I find that the best part of In Our Time is the extra five minutes at the end of the podcast version, where guests can raise issues around the subject that there wasn’t time for in the main radio show. The episode on Dietrich Bonhoeffer which aired in September 2018 once again proved this to be the case! In the extra time Dr Stephen Plant, speaking of Bonhoeffer’s involvement in assassination plots against Hitler, points out that in the Third Reich there was not simply a binary choice between wholehearted support for the regime or getting involved in assassination plots to try and bring it down. Instead, Plant points out, Bonhoeffer made a conscious choice to join in with plans to assassinate Hitler. Plant concluded, “with hindsight I’m not sure he took the right decision”.

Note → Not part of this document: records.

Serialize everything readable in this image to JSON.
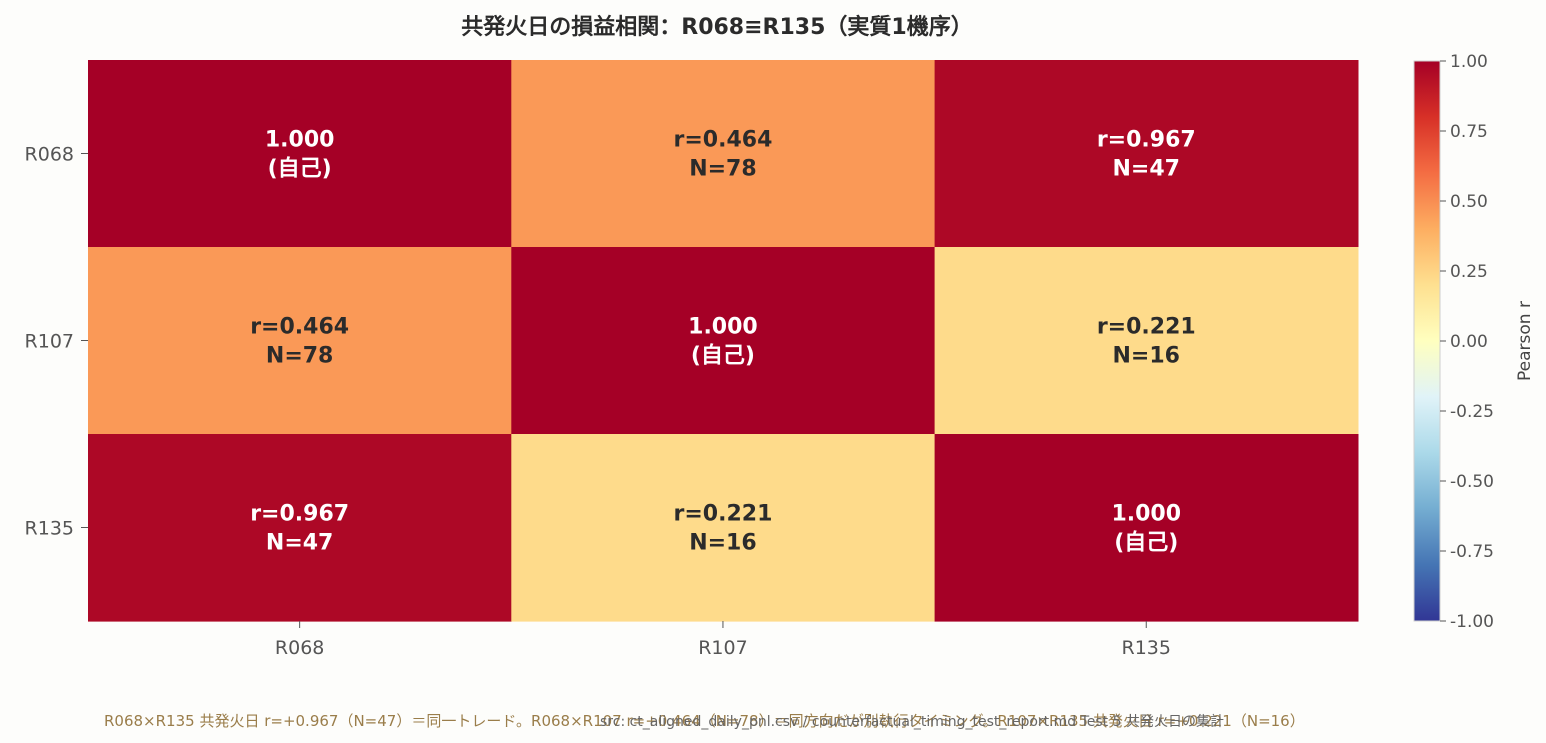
{
  "chart_data": {
    "type": "heatmap",
    "title": "共発火日の損益相関：R068≡R135（実質1機序）",
    "rows": [
      "R068",
      "R107",
      "R135"
    ],
    "cols": [
      "R068",
      "R107",
      "R135"
    ],
    "values": [
      [
        1.0,
        0.464,
        0.967
      ],
      [
        0.464,
        1.0,
        0.221
      ],
      [
        0.967,
        0.221,
        1.0
      ]
    ],
    "cell_text": [
      [
        [
          "1.000",
          "(自己)"
        ],
        [
          "r=0.464",
          "N=78"
        ],
        [
          "r=0.967",
          "N=47"
        ]
      ],
      [
        [
          "r=0.464",
          "N=78"
        ],
        [
          "1.000",
          "(自己)"
        ],
        [
          "r=0.221",
          "N=16"
        ]
      ],
      [
        [
          "r=0.967",
          "N=47"
        ],
        [
          "r=0.221",
          "N=16"
        ],
        [
          "1.000",
          "(自己)"
        ]
      ]
    ],
    "colorbar": {
      "label": "Pearson r",
      "range": [
        -1.0,
        1.0
      ],
      "ticks": [
        "1.00",
        "0.75",
        "0.50",
        "0.25",
        "0.00",
        "-0.25",
        "-0.50",
        "-0.75",
        "-1.00"
      ]
    },
    "colormap": "RdYlBu_r"
  },
  "footnote": "R068×R135 共発火日 r=+0.967（N=47）＝同一トレード。R068×R107 r=+0.464（N=78）＝同方向だが別執行タイミング。R107×R135 共発火日 r=+0.221（N=16）",
  "source_note": "src: ct_aligned_daily_pnl.csv / counterfactual_timing_test_report.md Test 5 共発火日の集計"
}
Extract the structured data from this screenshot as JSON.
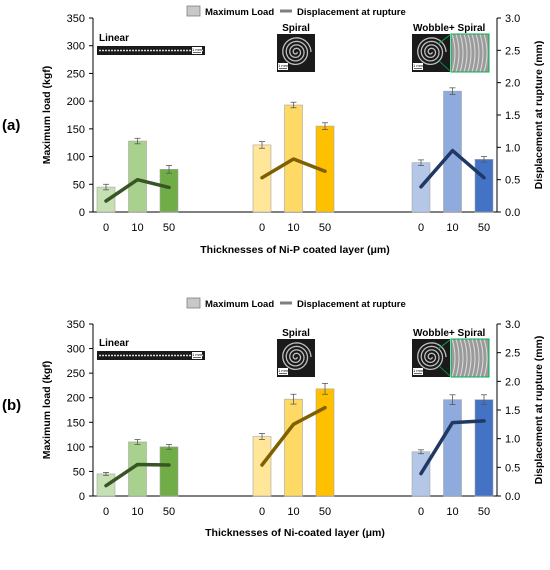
{
  "chart_data": [
    {
      "type": "bar",
      "panel_label": "(a)",
      "groups": [
        {
          "name": "Linear",
          "categories": [
            "0",
            "10",
            "50"
          ]
        },
        {
          "name": "Spiral",
          "categories": [
            "0",
            "10",
            "50"
          ]
        },
        {
          "name": "Wobble+ Spiral",
          "categories": [
            "0",
            "10",
            "50"
          ]
        }
      ],
      "series": [
        {
          "name": "Maximum Load",
          "axis": "left",
          "values": [
            [
              45,
              128,
              77
            ],
            [
              121,
              193,
              155
            ],
            [
              89,
              218,
              95
            ]
          ],
          "errors": [
            [
              5,
              5,
              7
            ],
            [
              6,
              5,
              6
            ],
            [
              5,
              6,
              5
            ]
          ]
        },
        {
          "name": "Displacement at rupture",
          "axis": "right",
          "values": [
            [
              0.17,
              0.5,
              0.38
            ],
            [
              0.53,
              0.82,
              0.63
            ],
            [
              0.39,
              0.95,
              0.53
            ]
          ]
        }
      ],
      "xlabel": "Thicknesses of Ni-P coated layer (μm)",
      "ylabel": "Maximum load (kgf)",
      "y2label": "Displacement at rupture (mm)",
      "ylim": [
        0,
        350
      ],
      "yticks": [
        "0",
        "50",
        "100",
        "150",
        "200",
        "250",
        "300",
        "350"
      ],
      "y2lim": [
        0,
        3
      ],
      "y2ticks": [
        "0.0",
        "0.5",
        "1.0",
        "1.5",
        "2.0",
        "2.5",
        "3.0"
      ],
      "legend_position": "top-center",
      "grid": false,
      "scale_bar_label": "1 mm",
      "colors": {
        "group0": [
          "#c6e0b4",
          "#a9d18e",
          "#70ad47"
        ],
        "group1": [
          "#ffe699",
          "#ffd966",
          "#ffc000"
        ],
        "group2": [
          "#b4c7e7",
          "#8faadc",
          "#4472c4"
        ],
        "lines": [
          "#375623",
          "#7f6000",
          "#203864"
        ]
      }
    },
    {
      "type": "bar",
      "panel_label": "(b)",
      "groups": [
        {
          "name": "Linear",
          "categories": [
            "0",
            "10",
            "50"
          ]
        },
        {
          "name": "Spiral",
          "categories": [
            "0",
            "10",
            "50"
          ]
        },
        {
          "name": "Wobble+ Spiral",
          "categories": [
            "0",
            "10",
            "50"
          ]
        }
      ],
      "series": [
        {
          "name": "Maximum Load",
          "axis": "left",
          "values": [
            [
              45,
              110,
              100
            ],
            [
              121,
              197,
              218
            ],
            [
              90,
              196,
              196
            ]
          ],
          "errors": [
            [
              3,
              5,
              5
            ],
            [
              6,
              10,
              11
            ],
            [
              4,
              10,
              10
            ]
          ]
        },
        {
          "name": "Displacement at rupture",
          "axis": "right",
          "values": [
            [
              0.18,
              0.55,
              0.54
            ],
            [
              0.54,
              1.25,
              1.54
            ],
            [
              0.39,
              1.28,
              1.31
            ]
          ]
        }
      ],
      "xlabel": "Thicknesses of Ni-coated layer (μm)",
      "ylabel": "Maximum load (kgf)",
      "y2label": "Displacement at rupture (mm)",
      "ylim": [
        0,
        350
      ],
      "yticks": [
        "0",
        "50",
        "100",
        "150",
        "200",
        "250",
        "300",
        "350"
      ],
      "y2lim": [
        0,
        3
      ],
      "y2ticks": [
        "0.0",
        "0.5",
        "1.0",
        "1.5",
        "2.0",
        "2.5",
        "3.0"
      ],
      "legend_position": "top-center",
      "grid": false,
      "scale_bar_label": "1 mm",
      "colors": {
        "group0": [
          "#c6e0b4",
          "#a9d18e",
          "#70ad47"
        ],
        "group1": [
          "#ffe699",
          "#ffd966",
          "#ffc000"
        ],
        "group2": [
          "#b4c7e7",
          "#8faadc",
          "#4472c4"
        ],
        "lines": [
          "#375623",
          "#7f6000",
          "#203864"
        ]
      }
    }
  ]
}
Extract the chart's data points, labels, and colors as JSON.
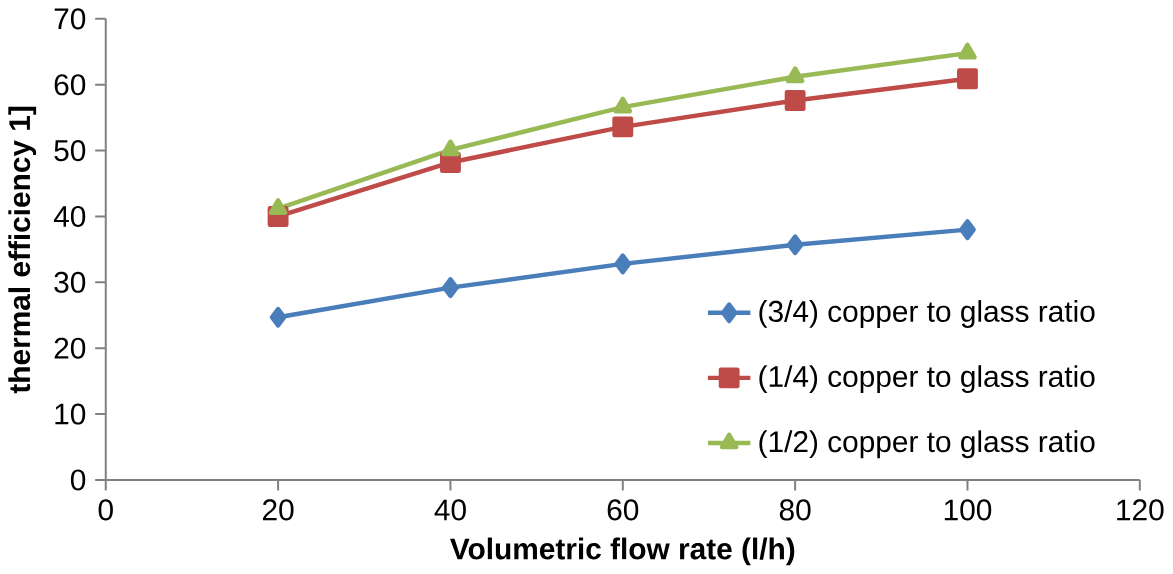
{
  "chart_data": {
    "type": "line",
    "xlabel": "Volumetric flow rate (l/h)",
    "ylabel": "thermal efficiency 1]",
    "xlim": [
      0,
      120
    ],
    "xticks": [
      0,
      20,
      40,
      60,
      80,
      100,
      120
    ],
    "ylim": [
      0,
      70
    ],
    "yticks": [
      0,
      10,
      20,
      30,
      40,
      50,
      60,
      70
    ],
    "x": [
      20,
      40,
      60,
      80,
      100
    ],
    "legend": "bottom right",
    "grid": false,
    "series": [
      {
        "name": "(3/4) copper to glass ratio",
        "color": "#4a7ebb",
        "marker": "diamond",
        "values": [
          24.7,
          29.2,
          32.8,
          35.7,
          38.0
        ]
      },
      {
        "name": "(1/4) copper to glass ratio",
        "color": "#be4b48",
        "marker": "square",
        "values": [
          40.0,
          48.2,
          53.6,
          57.6,
          60.9
        ]
      },
      {
        "name": "(1/2) copper to glass ratio",
        "color": "#98b954",
        "marker": "triangle",
        "values": [
          41.2,
          50.1,
          56.6,
          61.2,
          64.8
        ]
      }
    ]
  }
}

Plant’s comment was the culmination of one of the most nuanced discussions on Bonhoeffer to take place in recent years. Bonhoeffer’s experiences outside Germany after the rise of the establishment of the Third Reich were discussed frankly, including his temptation to stay far away from Germany. His vision of a post-National Socialist Germany was painted clearly as being a vision of another anti-democratic Germany with a different dictatorial leadership; a new Reich rather than a new Weimar Republic. Perhaps most symbolic of this nuance was the fact that Bonhoeffer’s death was never described as martyrdom in the discussion - instead we got a vivid depiction of the horror of his execution, resulting from his involvement in the failed 20th July plot to assassinate Hitler. At last we seem to be moving away from a gross oversimplification of Bonhoeffer, ignoring the complexities of his life and thoughts so as to create a clear martyr hero figure.
So, what is the image of Bonhoeffer we are left with when we approach his life in a more balanced way? We see a man confronted by a murderous and terrifying regime. A man who tried to flee, but found God calling him home to suffer with everyone else living under that regime. A man who decided that the only way forward for himself, his faith and his country was to kill that country’s leader. This Bonhoeffer is incredibly complex. He is not a simple martyr who died standing up for the Christian faith against the Nazis - instead he is a very real Christian who tried to apply his faith to the time he lived in. And in looking at the real Bonhoeffer we might come to the conclusion, as Plant did, that in some aspects he was wrong. As Christians, we may even make the personal call that we feel that in certain aspects Bonhoeffer failed to live up to the faith he professed. Was he right to try to kill someone, even if that person was Adolf Hitler? Is it ever right to murder? Is it sometimes necessary to commit evil acts to try and stop a greater evil? These are all questions Bonhoeffer wrestled with. We do him a disservice when we pretend that he had clear answers. Instead, by admitting that he tried to find answers in a time that demanded action, we can try and join Bonhoeffer in wrestling with these huge questions, and similar ones that may face us today.
Bonhoeffer was not a theologian granted the luxury of spending years in relative peace to try and work through his ideas in abstract. Instead he reacted to the world around him as it became increasingly chaotic and violent. We too seem to live in a time of chaos. A time which calls for action. By being true about Bonhoeffer, we can hope to find real inspiration from him. The questions he wrestled with are pertinent and do not have simple answers. We should look to Bonhoeffer not for answers, but for the very questions themselves, and see his attempts at how to respond to them. Is democracy necessary? What right does the Christian have to criticise the State? Can a Christian commit evil to stop another evil? These are questions for our time. Bonhoeffer did not have simple answers in his time, and so he cannot provide us with simple answers now. We need to try to respond, rather than rely on a saintly martyr in the past to tell us clearly what the right way forward is.